Here in the mid-Atlantic, trees are leafing out, the hyacinths are blooming and dandelions are popping up like–well, like weeds. All of which means folks who own RVs are getting itchy feet and will be rolling soon, if they aren’t already, in search of a little outdoor hospitality. For those who do, however, a word of warning: don’t expect much of a personal touch.
The U.S. has 600,000 more RVs than it had a year ago, most people have delegated the Covid pandemic to history’s dustbin, and working remotely retains a tenacious hold on many white-collar workers. The result is a crushing demand for RV sites that started two years ago and shows no signs of abating, even as the number of campground sites is growing at only a fraction of the increase in demand, and a significant piece of that at the high end of the market. Add a predictable increase in campground rates and the rising price of gas, and the idea of an RVing weekend or vacation as a relaxed, budget-friendly family outing is becoming just another quaint notion.
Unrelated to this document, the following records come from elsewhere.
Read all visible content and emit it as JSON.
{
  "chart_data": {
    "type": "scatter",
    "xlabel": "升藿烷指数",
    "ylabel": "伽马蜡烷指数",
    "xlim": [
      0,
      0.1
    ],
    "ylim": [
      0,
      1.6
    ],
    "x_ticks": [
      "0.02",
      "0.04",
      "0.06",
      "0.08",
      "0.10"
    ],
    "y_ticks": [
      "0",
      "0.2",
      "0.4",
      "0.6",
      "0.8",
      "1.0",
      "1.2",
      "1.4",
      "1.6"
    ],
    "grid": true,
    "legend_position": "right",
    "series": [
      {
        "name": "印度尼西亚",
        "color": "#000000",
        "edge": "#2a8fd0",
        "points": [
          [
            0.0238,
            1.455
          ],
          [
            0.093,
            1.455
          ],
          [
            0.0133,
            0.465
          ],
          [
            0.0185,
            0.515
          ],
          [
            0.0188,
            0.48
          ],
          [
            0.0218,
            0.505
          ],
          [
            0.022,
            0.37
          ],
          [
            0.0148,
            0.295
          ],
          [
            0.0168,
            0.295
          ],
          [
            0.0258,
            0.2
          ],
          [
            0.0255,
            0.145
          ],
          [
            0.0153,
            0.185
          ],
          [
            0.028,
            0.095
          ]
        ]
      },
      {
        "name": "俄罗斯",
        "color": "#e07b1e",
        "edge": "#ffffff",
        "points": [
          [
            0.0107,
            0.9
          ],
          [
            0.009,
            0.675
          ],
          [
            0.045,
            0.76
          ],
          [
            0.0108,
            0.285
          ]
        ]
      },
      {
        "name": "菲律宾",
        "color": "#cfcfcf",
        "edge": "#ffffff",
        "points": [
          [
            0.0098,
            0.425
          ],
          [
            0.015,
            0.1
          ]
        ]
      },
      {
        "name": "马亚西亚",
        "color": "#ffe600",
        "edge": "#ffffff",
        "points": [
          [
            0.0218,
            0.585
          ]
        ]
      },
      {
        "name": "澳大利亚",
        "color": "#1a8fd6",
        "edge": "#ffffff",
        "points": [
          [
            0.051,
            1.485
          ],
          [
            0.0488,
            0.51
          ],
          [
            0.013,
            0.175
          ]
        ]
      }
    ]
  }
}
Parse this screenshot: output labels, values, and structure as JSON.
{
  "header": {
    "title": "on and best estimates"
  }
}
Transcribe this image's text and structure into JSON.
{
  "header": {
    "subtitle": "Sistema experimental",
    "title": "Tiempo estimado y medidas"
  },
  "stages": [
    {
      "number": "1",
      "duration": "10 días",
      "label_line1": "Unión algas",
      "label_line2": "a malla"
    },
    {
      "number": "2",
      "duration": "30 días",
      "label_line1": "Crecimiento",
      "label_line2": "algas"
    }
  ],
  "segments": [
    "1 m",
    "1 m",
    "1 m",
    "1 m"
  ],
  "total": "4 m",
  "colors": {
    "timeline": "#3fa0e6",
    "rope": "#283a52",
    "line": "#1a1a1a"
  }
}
But that’s not all the bad news: campground employees are rapidly becoming an endangered species, especially at small to mid-sized campgrounds. Long sipping from the bottom of the labor pool, most campgrounds offer only seasonal work at or near the minimum wage, which often means slim pickings locally. Foreign students on J-1 visas traditionally took up some of the slack, as did work-campers, but with the pandemic and the war in Ukraine choking off much of the former (a significant percentage of whom came from Russia and eastern European countries), and many work-campers being notoriously fickle (the down-side of having an extremely mobile workforce), campgrounds have had to rely on local employees more than ever.
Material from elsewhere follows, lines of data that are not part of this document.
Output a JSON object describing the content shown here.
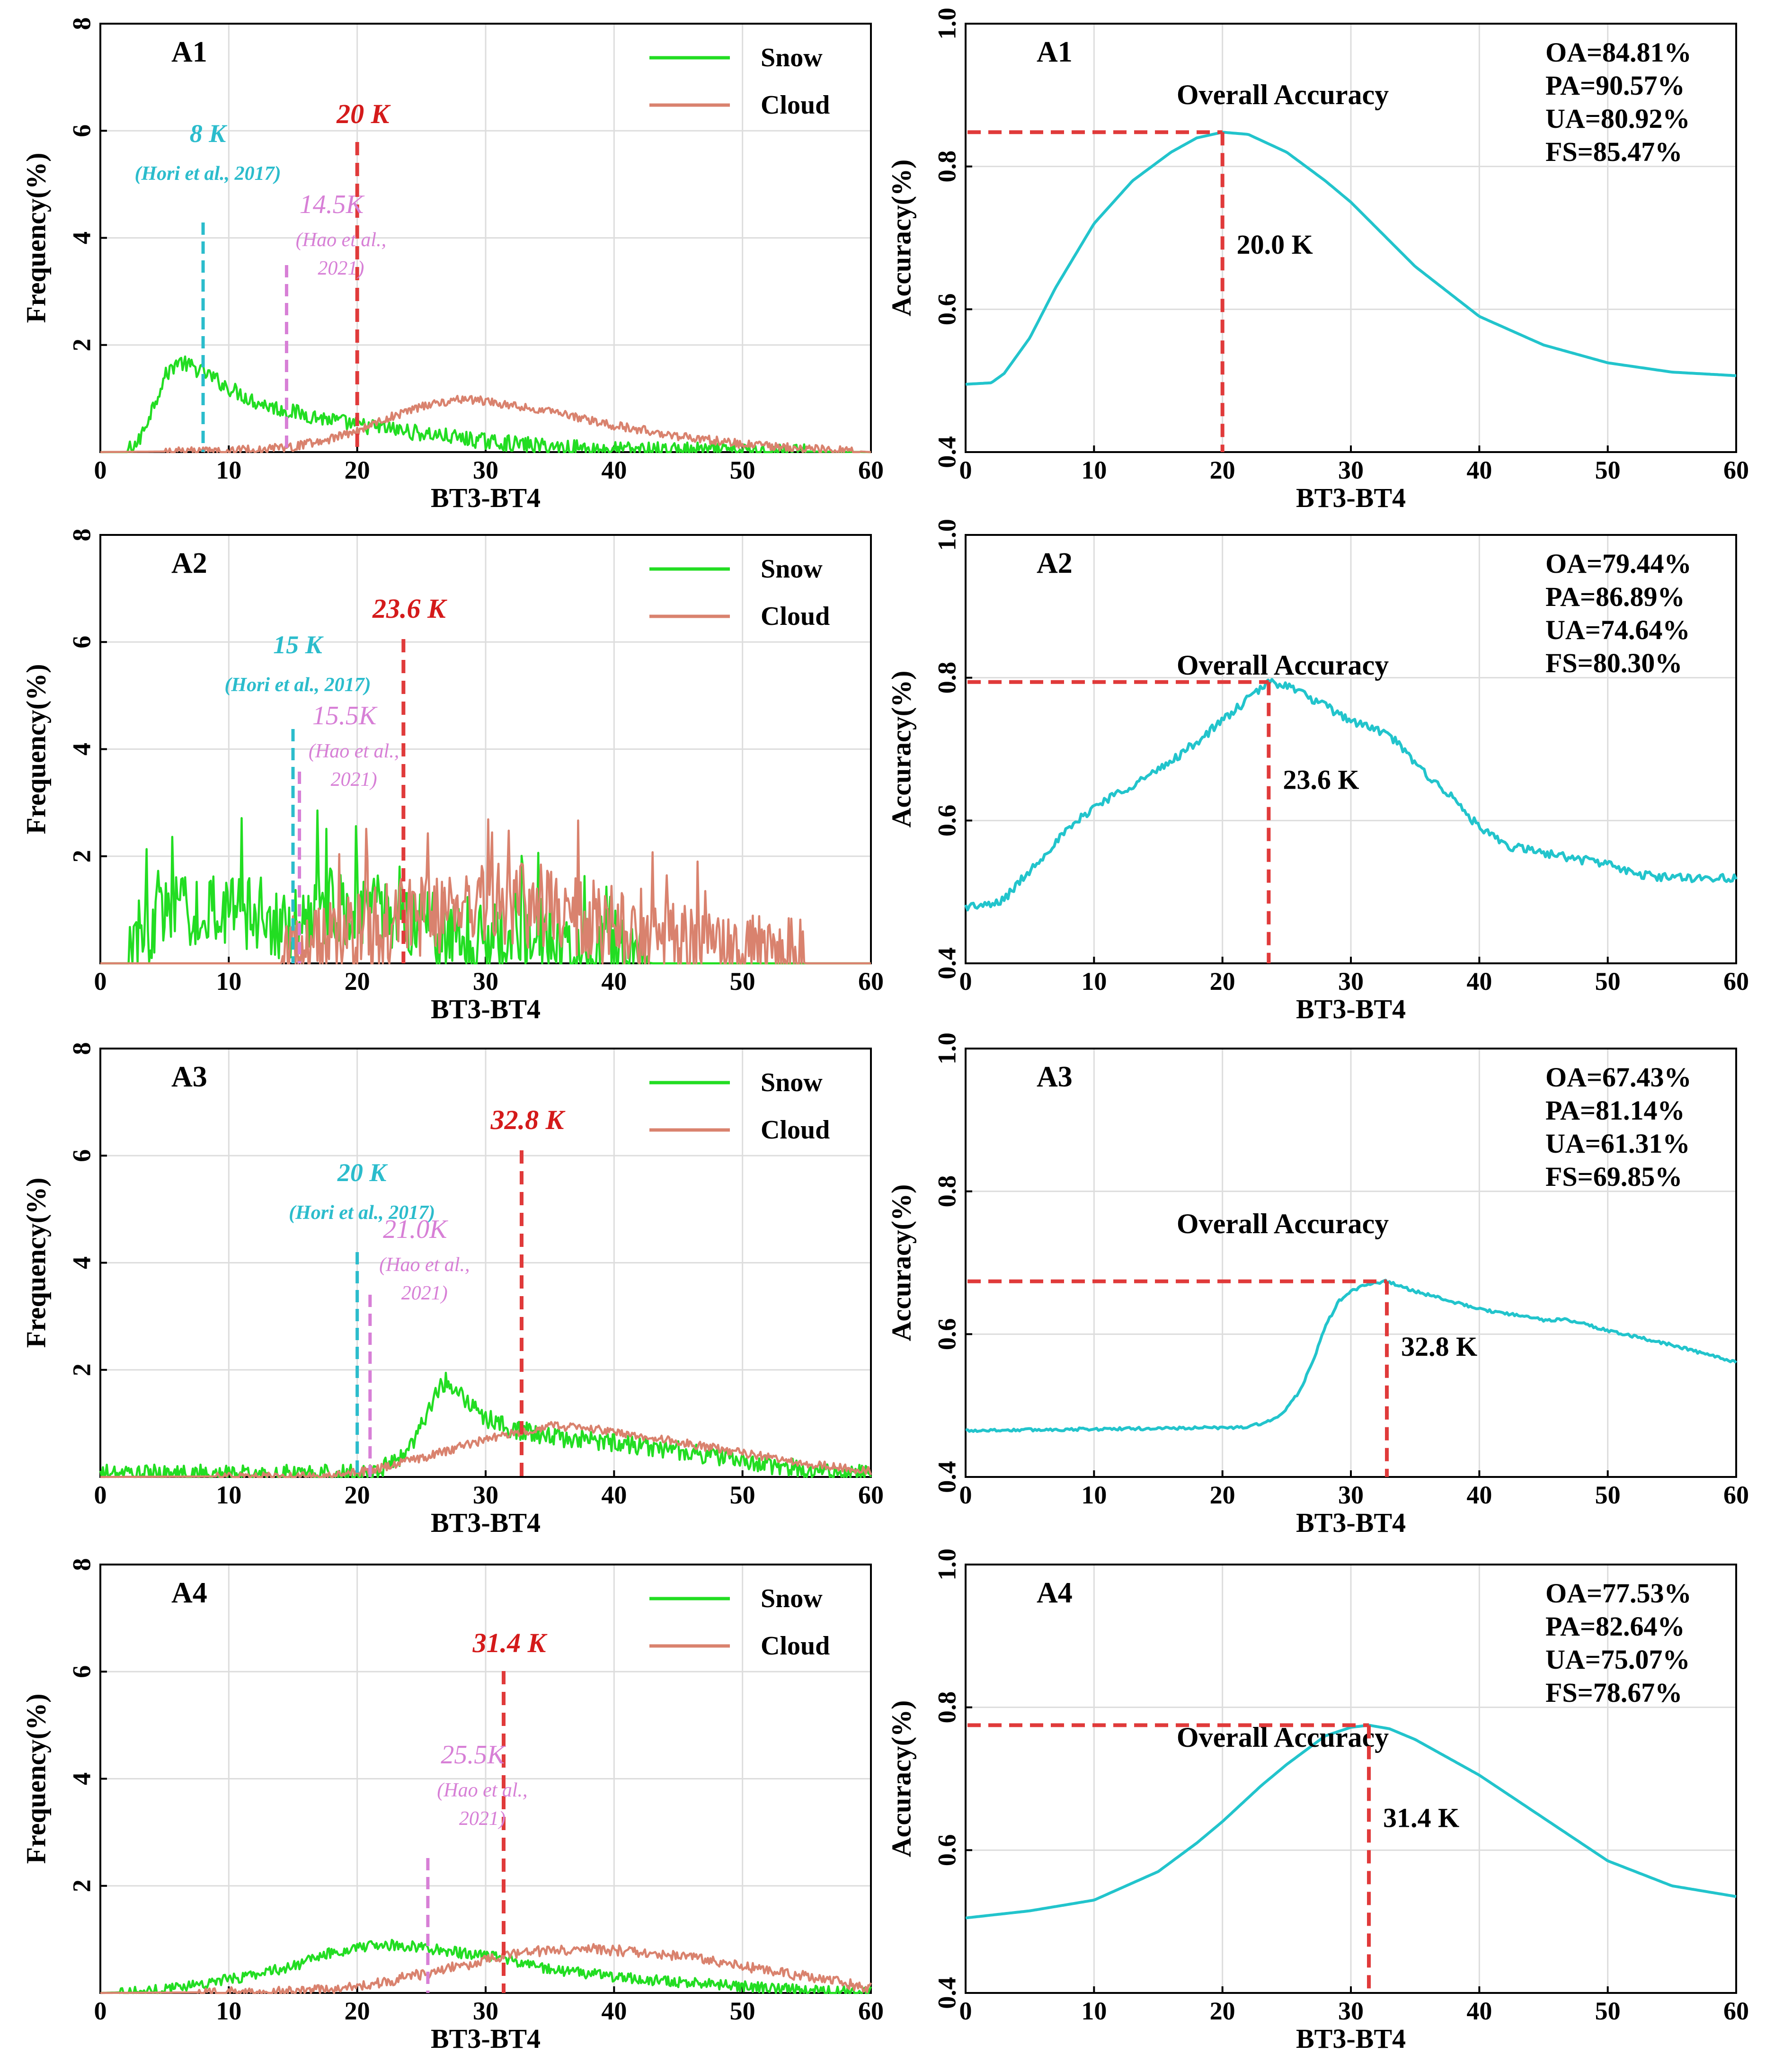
{
  "figure": {
    "colors": {
      "snow": "#22dd22",
      "cloud": "#d9826e",
      "accuracy": "#22c4cc",
      "threshold": "#e03a3a",
      "threshold_text": "#d41a1a",
      "hori": "#2bbccc",
      "hao": "#d77fd6",
      "grid": "#dddddd"
    }
  },
  "chart_data": [
    {
      "panel": "A1-frequency",
      "type": "line",
      "title": "A1",
      "xlabel": "BT3-BT4",
      "ylabel": "Frequency(%)",
      "xlim": [
        0,
        60
      ],
      "ylim": [
        0,
        8
      ],
      "xticks": [
        0,
        10,
        20,
        30,
        40,
        50,
        60
      ],
      "yticks": [
        2,
        4,
        6,
        8
      ],
      "legend": [
        "Snow",
        "Cloud"
      ],
      "series": [
        {
          "name": "Snow",
          "x": [
            0,
            2,
            3,
            4,
            5,
            6,
            7,
            8,
            10,
            12,
            14,
            16,
            18,
            20,
            22,
            25,
            30,
            35,
            40,
            50,
            60
          ],
          "values": [
            0,
            0,
            0.2,
            0.8,
            1.4,
            1.7,
            1.6,
            1.5,
            1.2,
            0.95,
            0.8,
            0.7,
            0.6,
            0.5,
            0.45,
            0.35,
            0.2,
            0.1,
            0.05,
            0.02,
            0
          ],
          "noise": 0.15
        },
        {
          "name": "Cloud",
          "x": [
            0,
            10,
            15,
            18,
            20,
            22,
            25,
            28,
            30,
            35,
            40,
            45,
            50,
            55,
            60
          ],
          "values": [
            0,
            0.02,
            0.1,
            0.25,
            0.4,
            0.6,
            0.85,
            1.0,
            0.95,
            0.75,
            0.5,
            0.3,
            0.15,
            0.06,
            0
          ],
          "noise": 0.08
        }
      ],
      "threshold": {
        "x": 20,
        "label": "20 K"
      },
      "hori": {
        "x": 8,
        "label": "8 K",
        "ref": "(Hori et al., 2017)"
      },
      "hao": {
        "x": 14.5,
        "label": "14.5K",
        "ref1": "(Hao et al.,",
        "ref2": "2021)"
      }
    },
    {
      "panel": "A1-accuracy",
      "type": "line",
      "title": "A1",
      "subtitle": "Overall Accuracy",
      "xlabel": "BT3-BT4",
      "ylabel": "Accuracy(%)",
      "xlim": [
        0,
        60
      ],
      "ylim": [
        0.4,
        1.0
      ],
      "xticks": [
        0,
        10,
        20,
        30,
        40,
        50,
        60
      ],
      "yticks": [
        0.4,
        0.6,
        0.8,
        1.0
      ],
      "metrics": [
        "OA=84.81%",
        "PA=90.57%",
        "UA=80.92%",
        "FS=85.47%"
      ],
      "series": [
        {
          "name": "Overall Accuracy",
          "x": [
            0,
            2,
            3,
            5,
            7,
            10,
            13,
            16,
            18,
            20,
            22,
            25,
            28,
            30,
            35,
            40,
            45,
            50,
            55,
            60
          ],
          "values": [
            0.495,
            0.497,
            0.51,
            0.56,
            0.63,
            0.72,
            0.78,
            0.82,
            0.84,
            0.848,
            0.845,
            0.82,
            0.78,
            0.75,
            0.66,
            0.59,
            0.55,
            0.525,
            0.512,
            0.507
          ],
          "noise": 0
        }
      ],
      "threshold": {
        "x": 20,
        "y": 0.848,
        "label": "20.0 K"
      }
    },
    {
      "panel": "A2-frequency",
      "type": "line",
      "title": "A2",
      "xlabel": "BT3-BT4",
      "ylabel": "Frequency(%)",
      "xlim": [
        0,
        60
      ],
      "ylim": [
        0,
        8
      ],
      "xticks": [
        0,
        10,
        20,
        30,
        40,
        50,
        60
      ],
      "yticks": [
        2,
        4,
        6,
        8
      ],
      "legend": [
        "Snow",
        "Cloud"
      ],
      "series": [
        {
          "name": "Snow",
          "x": [
            0,
            2,
            2.5,
            5,
            8,
            10,
            13,
            15,
            18,
            20,
            23,
            25,
            28,
            30,
            33,
            35,
            38,
            40,
            42,
            43,
            60
          ],
          "values": [
            0,
            0,
            0.5,
            0.9,
            1.0,
            0.9,
            0.8,
            0.7,
            1.1,
            1.0,
            0.9,
            0.7,
            0.6,
            0.5,
            0.4,
            0.3,
            0.2,
            0.15,
            0.05,
            0,
            0
          ],
          "noise": 0.7
        },
        {
          "name": "Cloud",
          "x": [
            0,
            14,
            16,
            18,
            20,
            23,
            25,
            28,
            30,
            33,
            35,
            38,
            40,
            43,
            45,
            48,
            50,
            52,
            54,
            55,
            60
          ],
          "values": [
            0,
            0,
            0.2,
            0.4,
            0.5,
            0.8,
            0.9,
            1.1,
            1.2,
            1.1,
            1.0,
            0.8,
            0.6,
            0.4,
            0.3,
            0.2,
            0.2,
            0.15,
            0.05,
            0,
            0
          ],
          "noise": 0.8
        }
      ],
      "threshold": {
        "x": 23.6,
        "label": "23.6 K"
      },
      "hori": {
        "x": 15,
        "label": "15 K",
        "ref": "(Hori et al., 2017)"
      },
      "hao": {
        "x": 15.5,
        "label": "15.5K",
        "ref1": "(Hao et al.,",
        "ref2": "2021)"
      }
    },
    {
      "panel": "A2-accuracy",
      "type": "line",
      "title": "A2",
      "subtitle": "Overall Accuracy",
      "xlabel": "BT3-BT4",
      "ylabel": "Accuracy(%)",
      "xlim": [
        0,
        60
      ],
      "ylim": [
        0.4,
        1.0
      ],
      "xticks": [
        0,
        10,
        20,
        30,
        40,
        50,
        60
      ],
      "yticks": [
        0.4,
        0.6,
        0.8,
        1.0
      ],
      "metrics": [
        "OA=79.44%",
        "PA=86.89%",
        "UA=74.64%",
        "FS=80.30%"
      ],
      "series": [
        {
          "name": "Overall Accuracy",
          "x": [
            0,
            2,
            3,
            5,
            7,
            10,
            13,
            15,
            18,
            20,
            22,
            23.6,
            25,
            27,
            30,
            33,
            35,
            38,
            40,
            42,
            45,
            48,
            50,
            52,
            55,
            60
          ],
          "values": [
            0.48,
            0.481,
            0.49,
            0.53,
            0.57,
            0.62,
            0.65,
            0.67,
            0.71,
            0.74,
            0.77,
            0.794,
            0.79,
            0.77,
            0.74,
            0.72,
            0.68,
            0.63,
            0.59,
            0.565,
            0.555,
            0.545,
            0.54,
            0.525,
            0.52,
            0.52
          ],
          "noise": 0.006
        }
      ],
      "threshold": {
        "x": 23.6,
        "y": 0.794,
        "label": "23.6 K"
      }
    },
    {
      "panel": "A3-frequency",
      "type": "line",
      "title": "A3",
      "xlabel": "BT3-BT4",
      "ylabel": "Frequency(%)",
      "xlim": [
        0,
        60
      ],
      "ylim": [
        0,
        8
      ],
      "xticks": [
        0,
        10,
        20,
        30,
        40,
        50,
        60
      ],
      "yticks": [
        2,
        4,
        6,
        8
      ],
      "legend": [
        "Snow",
        "Cloud"
      ],
      "series": [
        {
          "name": "Snow",
          "x": [
            0,
            20,
            22,
            24,
            25,
            26,
            27,
            28,
            29,
            30,
            32,
            35,
            40,
            45,
            50,
            55,
            60
          ],
          "values": [
            0.05,
            0.05,
            0.15,
            0.5,
            1.0,
            1.5,
            1.8,
            1.6,
            1.3,
            1.1,
            0.9,
            0.75,
            0.65,
            0.5,
            0.3,
            0.12,
            0.03
          ],
          "noise": 0.18
        },
        {
          "name": "Cloud",
          "x": [
            0,
            18,
            20,
            25,
            30,
            33,
            35,
            38,
            40,
            45,
            50,
            55,
            60
          ],
          "values": [
            0,
            0.02,
            0.08,
            0.35,
            0.7,
            0.85,
            0.95,
            0.9,
            0.85,
            0.65,
            0.45,
            0.25,
            0.1
          ],
          "noise": 0.08
        }
      ],
      "threshold": {
        "x": 32.8,
        "label": "32.8 K"
      },
      "hori": {
        "x": 20,
        "label": "20 K",
        "ref": "(Hori et al., 2017)"
      },
      "hao": {
        "x": 21.0,
        "label": "21.0K",
        "ref1": "(Hao et al.,",
        "ref2": "2021)"
      }
    },
    {
      "panel": "A3-accuracy",
      "type": "line",
      "title": "A3",
      "subtitle": "Overall Accuracy",
      "xlabel": "BT3-BT4",
      "ylabel": "Accuracy(%)",
      "xlim": [
        0,
        60
      ],
      "ylim": [
        0.4,
        1.0
      ],
      "xticks": [
        0,
        10,
        20,
        30,
        40,
        50,
        60
      ],
      "yticks": [
        0.4,
        0.6,
        0.8,
        1.0
      ],
      "metrics": [
        "OA=67.43%",
        "PA=81.14%",
        "UA=61.31%",
        "FS=69.85%"
      ],
      "series": [
        {
          "name": "Overall Accuracy",
          "x": [
            0,
            10,
            20,
            22,
            24,
            25,
            26,
            27,
            28,
            29,
            30,
            31,
            32.8,
            35,
            40,
            45,
            47,
            50,
            55,
            60
          ],
          "values": [
            0.465,
            0.467,
            0.469,
            0.47,
            0.48,
            0.495,
            0.52,
            0.56,
            0.61,
            0.645,
            0.66,
            0.668,
            0.674,
            0.66,
            0.635,
            0.62,
            0.62,
            0.605,
            0.585,
            0.56
          ],
          "noise": 0.002
        }
      ],
      "threshold": {
        "x": 32.8,
        "y": 0.674,
        "label": "32.8 K"
      }
    },
    {
      "panel": "A4-frequency",
      "type": "line",
      "title": "A4",
      "xlabel": "BT3-BT4",
      "ylabel": "Frequency(%)",
      "xlim": [
        0,
        60
      ],
      "ylim": [
        0,
        8
      ],
      "xticks": [
        0,
        10,
        20,
        30,
        40,
        50,
        60
      ],
      "yticks": [
        2,
        4,
        6,
        8
      ],
      "legend": [
        "Snow",
        "Cloud"
      ],
      "series": [
        {
          "name": "Snow",
          "x": [
            0,
            3,
            5,
            10,
            15,
            18,
            20,
            23,
            25,
            28,
            30,
            33,
            35,
            40,
            45,
            50,
            55,
            60
          ],
          "values": [
            0,
            0.02,
            0.08,
            0.25,
            0.5,
            0.75,
            0.85,
            0.9,
            0.85,
            0.75,
            0.7,
            0.55,
            0.45,
            0.3,
            0.2,
            0.12,
            0.05,
            0.02
          ],
          "noise": 0.1
        },
        {
          "name": "Cloud",
          "x": [
            0,
            15,
            20,
            25,
            30,
            33,
            35,
            38,
            40,
            45,
            50,
            55,
            60
          ],
          "values": [
            0,
            0.02,
            0.1,
            0.35,
            0.6,
            0.75,
            0.8,
            0.82,
            0.8,
            0.7,
            0.5,
            0.3,
            0.1
          ],
          "noise": 0.1
        }
      ],
      "threshold": {
        "x": 31.4,
        "label": "31.4 K"
      },
      "hao": {
        "x": 25.5,
        "label": "25.5K",
        "ref1": "(Hao et al.,",
        "ref2": "2021)"
      }
    },
    {
      "panel": "A4-accuracy",
      "type": "line",
      "title": "A4",
      "subtitle": "Overall Accuracy",
      "xlabel": "BT3-BT4",
      "ylabel": "Accuracy(%)",
      "xlim": [
        0,
        60
      ],
      "ylim": [
        0.4,
        1.0
      ],
      "xticks": [
        0,
        10,
        20,
        30,
        40,
        50,
        60
      ],
      "yticks": [
        0.4,
        0.6,
        0.8,
        1.0
      ],
      "metrics": [
        "OA=77.53%",
        "PA=82.64%",
        "UA=75.07%",
        "FS=78.67%"
      ],
      "series": [
        {
          "name": "Overall Accuracy",
          "x": [
            0,
            5,
            10,
            15,
            18,
            20,
            23,
            25,
            28,
            30,
            31.4,
            33,
            35,
            40,
            45,
            50,
            55,
            60
          ],
          "values": [
            0.505,
            0.515,
            0.53,
            0.57,
            0.61,
            0.64,
            0.69,
            0.72,
            0.76,
            0.772,
            0.775,
            0.77,
            0.755,
            0.705,
            0.645,
            0.585,
            0.55,
            0.535
          ],
          "noise": 0
        }
      ],
      "threshold": {
        "x": 31.4,
        "y": 0.775,
        "label": "31.4 K"
      }
    }
  ]
}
If they can find them. And if they find them, if they can keep them.
With U.S. jobless claims falling last week to a near-54-year low–when the labor force was less than half its current size–we are in what is euphemistically called a “tight” labor market. Looked at another way, there are 1.8 job openings for every one unemployed worker, which means that even if we reached zero unemployment we’d still have many, many jobs go begging for someone to fill them. Under the circumstances, then, it’s probably no surprise that the so-called national “quit rate” remains stubbornly high–albeit less than last summer–as workers seeking better pay and better working conditions show commendable initiative by walking away from exploitative employers.
Here’s the fly in the ointment: the “accommodation and food service” industry group, which includes campgrounds and RV parks, has the highest quit rate among all U.S. employers. Indeed, it’s twice the national rate for all occupations, averaging 6% a month since last fall–which, while it might not sound like much, means that employers are losing a quarter of their work force every four months. Moreover, because the pain is not evenly distributed, some parts of the country have notably higher (and therefore some have lower) percentages of their employees jumping ship. The March quit rate among Colorado’s accommodations employers, for example, was 10.3%.
Campgrounds that either can’t or won’t pay at least $15 an hour–and nearly a third of the American workforce is paid less than that–are finding themselves severely short-handed, and RVers are starting to see the results. Office and store hours are shorter, on-line booking and check-ins are becoming the default mode of interacting with the public, organized activities will be fewer and skimpier. Buildings may look a little shabbier, the grounds a little more unkempt and housekeeping in cabins and bathrooms somewhat less thorough. And as the season wears on, expect tempers to get shorter and the smiles more forced.
Presumably this all will eventually balance out and a new equilibrium will be established–eventually. But this sure isn’t your parents’ camping experience now, and it won’t be then, either.